I think a certain level of unconditional acceptance is the best way to help other people to open up, but it is ultimately their own choice. Of course to really be able to listen and offer unconditional acceptance you have to have a certain degree of mental health in the positive psych sense also.
Kate Blake 50+
And you are right about watching our environment and daily input as it can impact on our attitudes, well said.
Anne Dagen 10+
There is also a counter argument, based on the fact that our personal and moral identities express themselves through our attitudes. Someone who goes too far down the line of questioning may lose their moral compass or their reasons for living.
In the end, if we change our attitudes, it is because we find a reason to make that change, not because some other person tells us we ought to make the change.
Kate Blake 50+
Have never heard that too much questioning can lead to losing our moral compass or our reasons for living - can you clarify this point please? I would have thought that the deeper we dig the more likely we are to own our attitudes rather than just adopt them because society or dad said so?
Reading your profile I can't imagine that you would be so easily lead ... And I have never mentioned the word 'wrong', that is your projection! I said unhealthy or harmful ...
Anne Dagen 10+
Right and wrong are not absolutes, nor are healthy and harmful. At some point the individual has to exercise judgement which goes beyond a logical decision. The danger of questioning too widely is the risk of losing touch with the essential bit of self which can exercise that judgement.
It's like looking at cakes. If there are three on a plate, it's easy to say which is the one you like most. Faced with a counter of 300 different cakes, it's much more difficult to spot your facourite.
Kate Blake 50+
Sometimes we need outside or professional help to look more logically at our inbuilt assumptions!
Gail . 50+
2. At the end of phase 1, begin repeating a happy or healthy affirmation 10 or so times every time the bell goes off. During Phase 2, you are not questioning what you are thinking, but if you are thinking unhealthy thoughts, deliberately change them to attitudes that match your affirmation. Do this for at least a week as well. (No need to write them down - though if you are curious, you could)
3. Phase 3 is where you start with a fresh piece of paper. When the bell rings, again write down the nature of the thought. (Again for another week or so)

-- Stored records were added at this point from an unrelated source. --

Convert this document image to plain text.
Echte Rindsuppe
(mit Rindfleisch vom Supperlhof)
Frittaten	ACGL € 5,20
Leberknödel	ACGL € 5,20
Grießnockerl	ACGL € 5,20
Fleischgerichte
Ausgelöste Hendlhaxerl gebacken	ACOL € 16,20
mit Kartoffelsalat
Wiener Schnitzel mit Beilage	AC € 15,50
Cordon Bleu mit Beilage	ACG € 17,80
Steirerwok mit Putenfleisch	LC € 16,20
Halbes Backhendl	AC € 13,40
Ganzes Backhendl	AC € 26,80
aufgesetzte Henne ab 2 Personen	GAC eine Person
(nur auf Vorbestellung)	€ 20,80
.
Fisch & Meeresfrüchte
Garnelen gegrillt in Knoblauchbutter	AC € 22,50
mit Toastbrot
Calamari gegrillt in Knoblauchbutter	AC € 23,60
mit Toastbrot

4. Compare phase 1 with phase 3 and you will see that your HABITUAL thoughts have changed. You will also realize that thoughts precede emotions, and that your emotional content is changed. And as emotions come before actions, you will see that your actions have changed. And as behaviors (actions) determine outcomes, you will see a shift in the quality of your life.
In this way, you can gradually introduce yourself to the immense power of thought - and thoughts are always under your control.
Ideas for affirmations:
I am happy an upbeat. I have a fun but gentle sense of humor.
I like my happy thoughts and automatically replace unhappy thoughts with happy thoughts
My thoughts determine the nature of my life, so I think the best thoughts possible.
etc.
Kate Blake 50+
Feyisayo Anjorin 50+
Change starts by recognizing a bad attitude and then making persistent moves towards changing it. It is usually hard in the beginning; it gets easier with time.
Kate Blake 50+
You are so right about hopelessness, cynicism, intolerance and pride being questionable attitudes that will lead us to trouble.
carolyn mcauley 20+
Linda Taylor 50+
"Speak softly and carry a big stick".
In all honesty, experience is the only way to truly change attitude.